In the final month of his administration, Barack Obama designated 1.35 million acres in Utah as the Bears Ears National Monument. A year later, Donald Trump slashed the expanse by 85 percent, leaving about 200,000 acres under federal protection.
Trump said he reduced the size of Bears Ears to combat government overreach, but critics claim the move opened the area to mining and drilling. The Washington Post discovered that a uranium company had conducted an intensive lobbying campaign to cut down the amount of protected land.
Native tribes, environmentalists and concerned businesses such as Patagonia have filed a lawsuit that claims the executive branch lacks authority to alter the size of national monuments. If the suit fails, no designated national monument is safe, according to the Los Angeles Times.
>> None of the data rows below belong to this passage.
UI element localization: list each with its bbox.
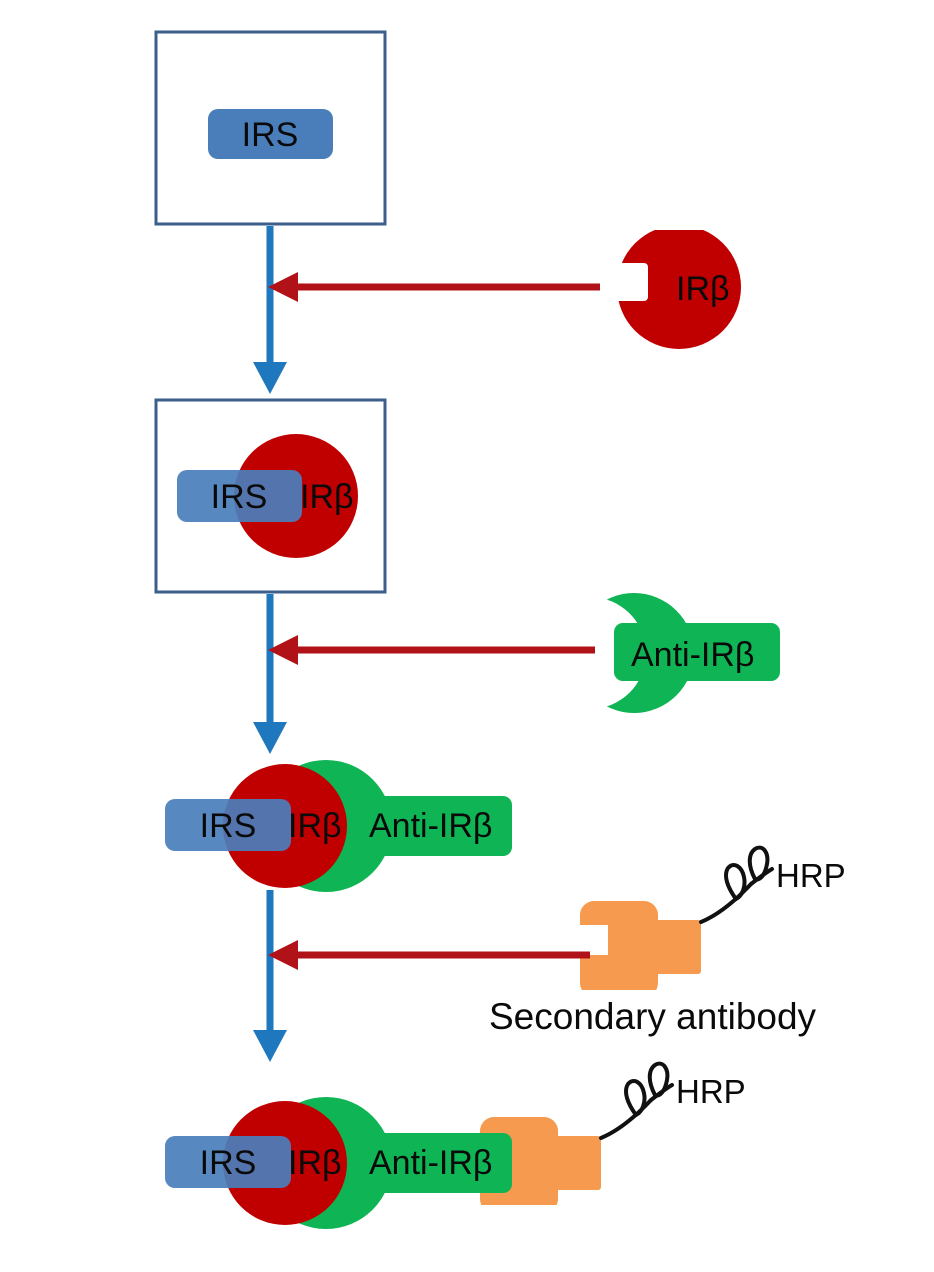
hrp-label-reagent: HRP [776,857,846,894]
irs-label-1: IRS [242,116,299,154]
secondary-antibody-block [580,901,658,997]
irs-label-3: IRS [200,807,257,845]
diagram-canvas: IRS IRβ IRS IRβ [0,0,934,1272]
hrp-sprig-icon-4 [601,1064,672,1138]
reagent-secondary-antibody-group: HRP Secondary antibody [489,848,846,1037]
anti-ir-beta-label-4: Anti-IRβ [369,1144,492,1182]
step-2-group: IRS IRβ [156,400,385,592]
ir-beta-label-3: IRβ [288,807,342,845]
anti-ir-beta-reagent-label: Anti-IRβ [631,636,754,674]
hrp-sprig-icon [701,848,772,922]
reagent-ir-beta-group: IRβ [617,225,741,349]
reagent-arrow-3 [268,940,590,970]
step-1-group: IRS [156,32,385,224]
flow-arrow-2 [253,594,287,754]
irs-label-4: IRS [200,1144,257,1182]
ir-beta-label-4: IRβ [288,1144,342,1182]
flow-arrow-3 [253,890,287,1062]
schematic-svg: IRS IRβ IRS IRβ [0,0,934,1272]
irs-label-2: IRS [211,478,268,516]
step-3-group: IRS IRβ Anti-IRβ [165,760,512,892]
secondary-antibody-caption: Secondary antibody [489,996,817,1037]
hrp-label-4: HRP [676,1073,746,1110]
ir-beta-reagent-label: IRβ [676,270,730,308]
ir-beta-label-2: IRβ [300,478,354,516]
step-4-group: HRP IRS IRβ Anti-IRβ [165,1064,746,1229]
reagent-arrow-1 [268,272,600,302]
anti-ir-beta-label-3: Anti-IRβ [369,807,492,845]
reagent-anti-ir-beta-group: Anti-IRβ [574,593,780,713]
reagent-arrow-2 [268,635,595,665]
flow-arrow-1 [253,226,287,394]
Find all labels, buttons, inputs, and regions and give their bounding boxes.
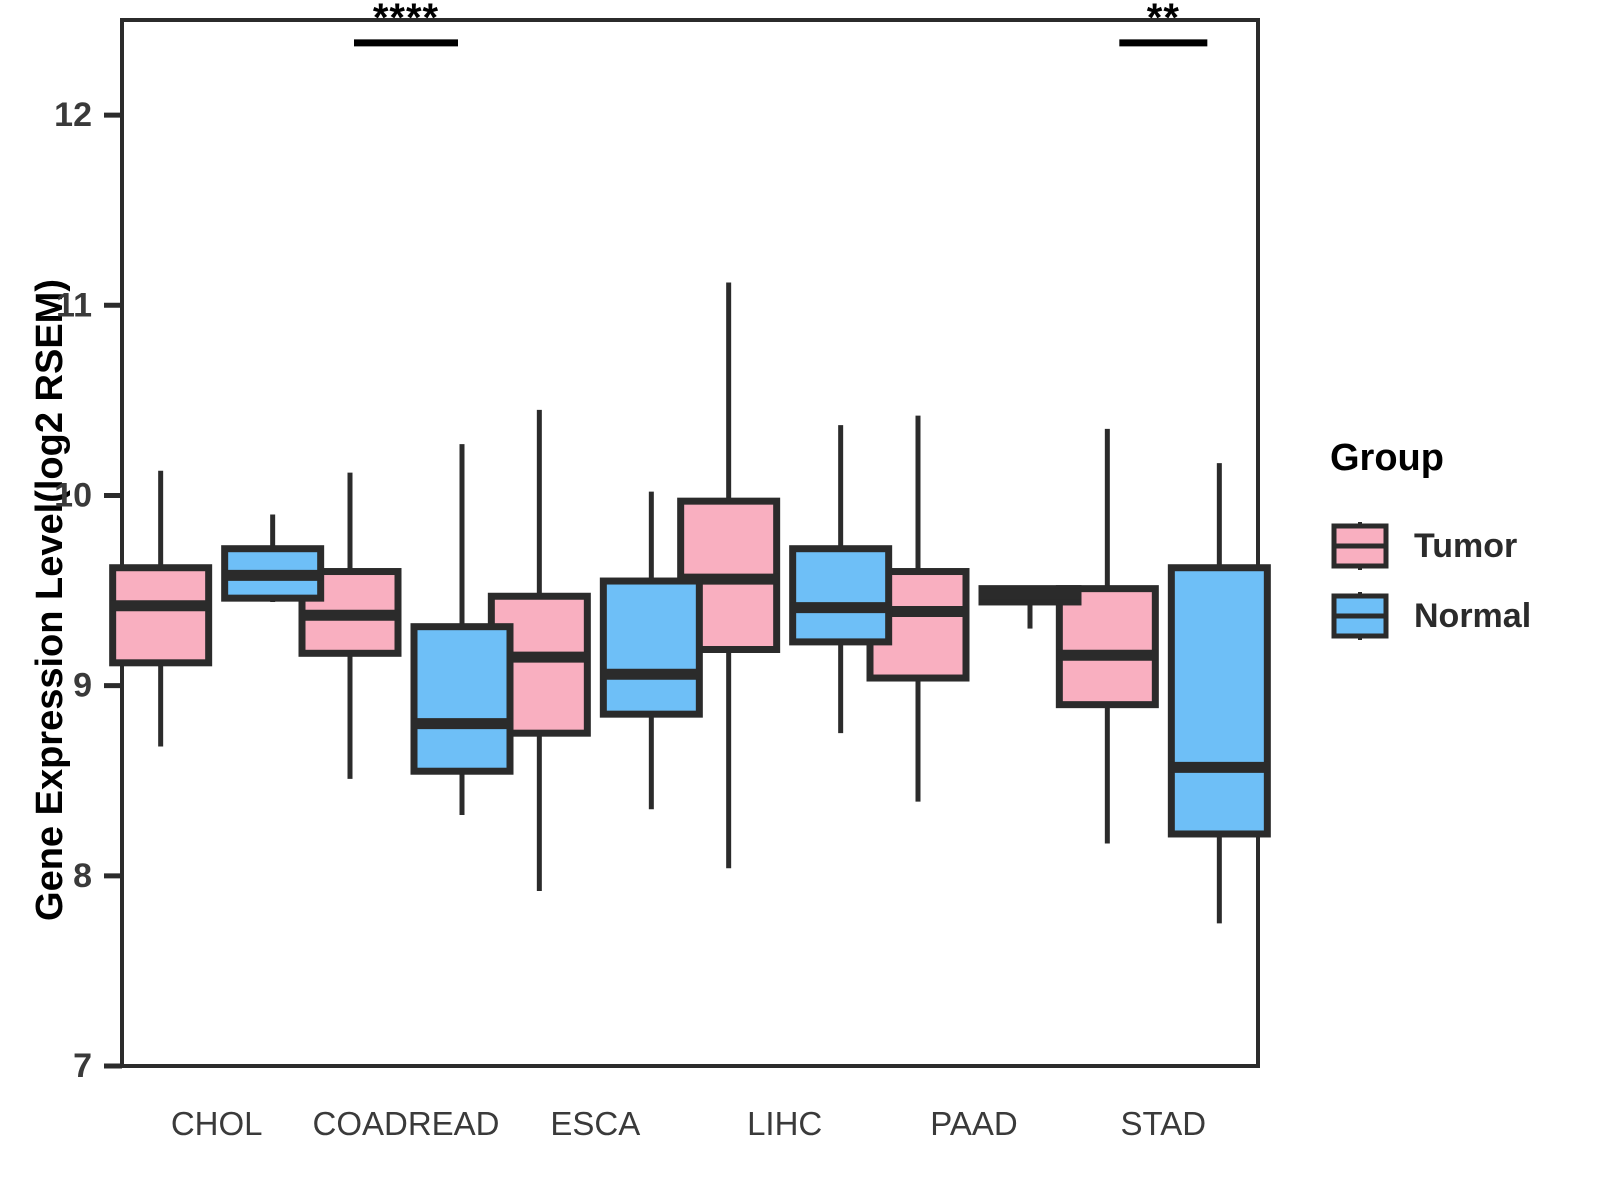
significance-label: ** (1147, 0, 1180, 40)
legend-item-tumor[interactable]: Tumor (1330, 520, 1517, 572)
box-rect (1171, 568, 1267, 834)
y-tick-label: 11 (56, 286, 92, 324)
x-tick-label-paad: PAAD (930, 1105, 1017, 1142)
x-tick-label-esca: ESCA (550, 1105, 640, 1142)
y-tick-label: 10 (54, 476, 92, 514)
boxplot-figure: Gene Expression Level(log2 RSEM) 7891011… (0, 0, 1600, 1200)
y-tick-label: 7 (73, 1047, 92, 1085)
y-tick-label: 12 (54, 96, 92, 134)
y-axis-title: Gene Expression Level(log2 RSEM) (29, 279, 71, 921)
box-rect (414, 627, 510, 772)
chart-root: Gene Expression Level(log2 RSEM) 7891011… (0, 0, 1600, 1200)
y-tick-label: 8 (73, 857, 92, 895)
box-rect (113, 568, 209, 663)
box-rect (603, 581, 699, 714)
legend-label: Normal (1414, 597, 1531, 635)
x-tick-label-lihc: LIHC (747, 1105, 822, 1142)
box-rect (1059, 589, 1155, 705)
significance-label: **** (373, 0, 439, 40)
y-tick-label: 9 (73, 667, 92, 705)
x-tick-label-coadread: COADREAD (312, 1105, 499, 1142)
x-tick-label-stad: STAD (1121, 1105, 1207, 1142)
x-tick-label-chol: CHOL (171, 1105, 263, 1142)
box-rect (793, 549, 889, 642)
legend-label: Tumor (1414, 527, 1517, 565)
legend-title: Group (1330, 437, 1444, 479)
legend-item-normal[interactable]: Normal (1330, 590, 1531, 642)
“Edge of Morning: Native Voices Speak for the Bears Ears,” edited by Jacqueline Keeler and featuring essays, interviews and poetry by Native American writers, addresses the issue at the heart of all the political and legal wrangling: For Native Americans, the Bears Ears land is an endangered, irreplaceable spiritual and cultural center. The book describes the unprecedented collaborative process that preceded the national monument designation. Even more importantly, it articulates the nature and depth of Native American ties to the land. We learn about the Bears Ears in particular, but the greater lesson deals with culture, identity and, as one writer says, “what it means to be human.”